Furthermore, the switch to an IP-based system allows the 911 system to manage 911 calls dynamically.  Often, when a major disaster occurs, the 911 system becomes congested due to surges in emergency calls to the local answering point, resulting in dropped and blocked calls.  The NG911 system, by dynamically managing calls, will allow calls that are destined for particular answering points to be routed in an efficient and effective manner, preventing the congestion that often accompanies major emergencies.

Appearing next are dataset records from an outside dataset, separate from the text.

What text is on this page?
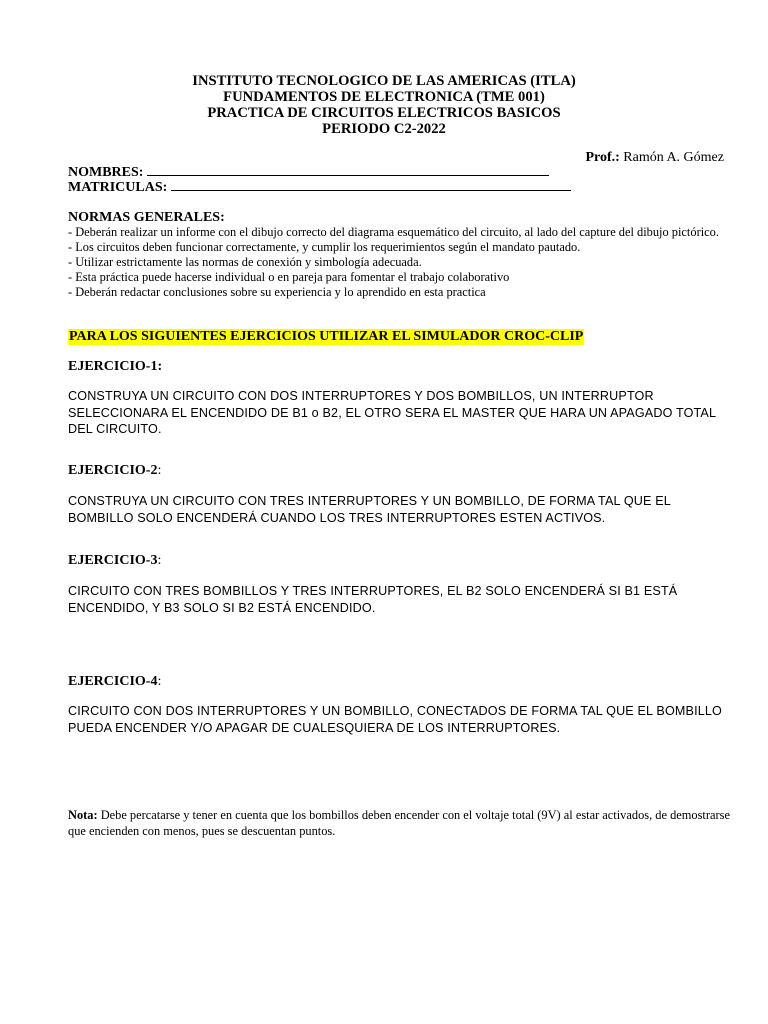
INSTITUTO TECNOLOGICO DE LAS AMERICAS (ITLA)
FUNDAMENTOS DE ELECTRONICA (TME 001)
PRACTICA DE CIRCUITOS ELECTRICOS BASICOS
PERIODO C2-2022
Prof.: Ramón A. Gómez
NOMBRES:
MATRICULAS:
NORMAS GENERALES:
- Deberán realizar un informe con el dibujo correcto del diagrama esquemático del circuito, al lado del capture del dibujo pictórico.
- Los circuitos deben funcionar correctamente, y cumplir los requerimientos según el mandato pautado.
- Utilizar estrictamente las normas de conexión y simbología adecuada.
- Esta práctica puede hacerse individual o en pareja para fomentar el trabajo colaborativo
- Deberán redactar conclusiones sobre su experiencia y lo aprendido en esta practica
PARA LOS SIGUIENTES EJERCICIOS UTILIZAR EL SIMULADOR CROC-CLIP
EJERCICIO-1:
CONSTRUYA UN CIRCUITO CON DOS INTERRUPTORES Y DOS BOMBILLOS, UN INTERRUPTOR SELECCIONARA EL ENCENDIDO DE B1 o B2, EL OTRO SERA EL MASTER QUE HARA UN APAGADO TOTAL DEL CIRCUITO.
EJERCICIO-2:
CONSTRUYA UN CIRCUITO CON TRES INTERRUPTORES Y UN BOMBILLO, DE FORMA TAL QUE EL BOMBILLO SOLO ENCENDERÁ CUANDO LOS TRES INTERRUPTORES ESTEN ACTIVOS.
EJERCICIO-3:
CIRCUITO CON TRES BOMBILLOS Y TRES INTERRUPTORES, EL B2 SOLO ENCENDERÁ SI B1 ESTÁ ENCENDIDO, Y B3 SOLO SI B2 ESTÁ ENCENDIDO.
EJERCICIO-4:
CIRCUITO CON DOS INTERRUPTORES Y UN BOMBILLO, CONECTADOS DE FORMA TAL QUE EL BOMBILLO PUEDA ENCENDER Y/O APAGAR DE CUALESQUIERA DE LOS INTERRUPTORES.
Nota: Debe percatarse y tener en cuenta que los bombillos deben encender con el voltaje total (9V) al estar activados, de demostrarse que encienden con menos, pues se descuentan puntos.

Accordingly, today’s NOI seeks to gain a better understanding of how the gap between the capabilities of modern networks and devices and today’s 911 system can be bridged and on how to further the transition to IP-based communications capabilities for emergency communications and NG911.This NOI will move us closer to forming a new regulatory framework for NG911 that adapts to evolving public expectations in terms of the communications platforms the public would rely upon to request emergency services and ensures that our nation’s 911 system is at its most effective in the future.  The Bureau remains committed to ensuring that our nation’s 911 system serves the American people in the best possible manner.  This NOI furthers the process begun in the National Broadband Plan of ensuring that the transition to NG911 is effective and efficient and adapts to the changing communications environment.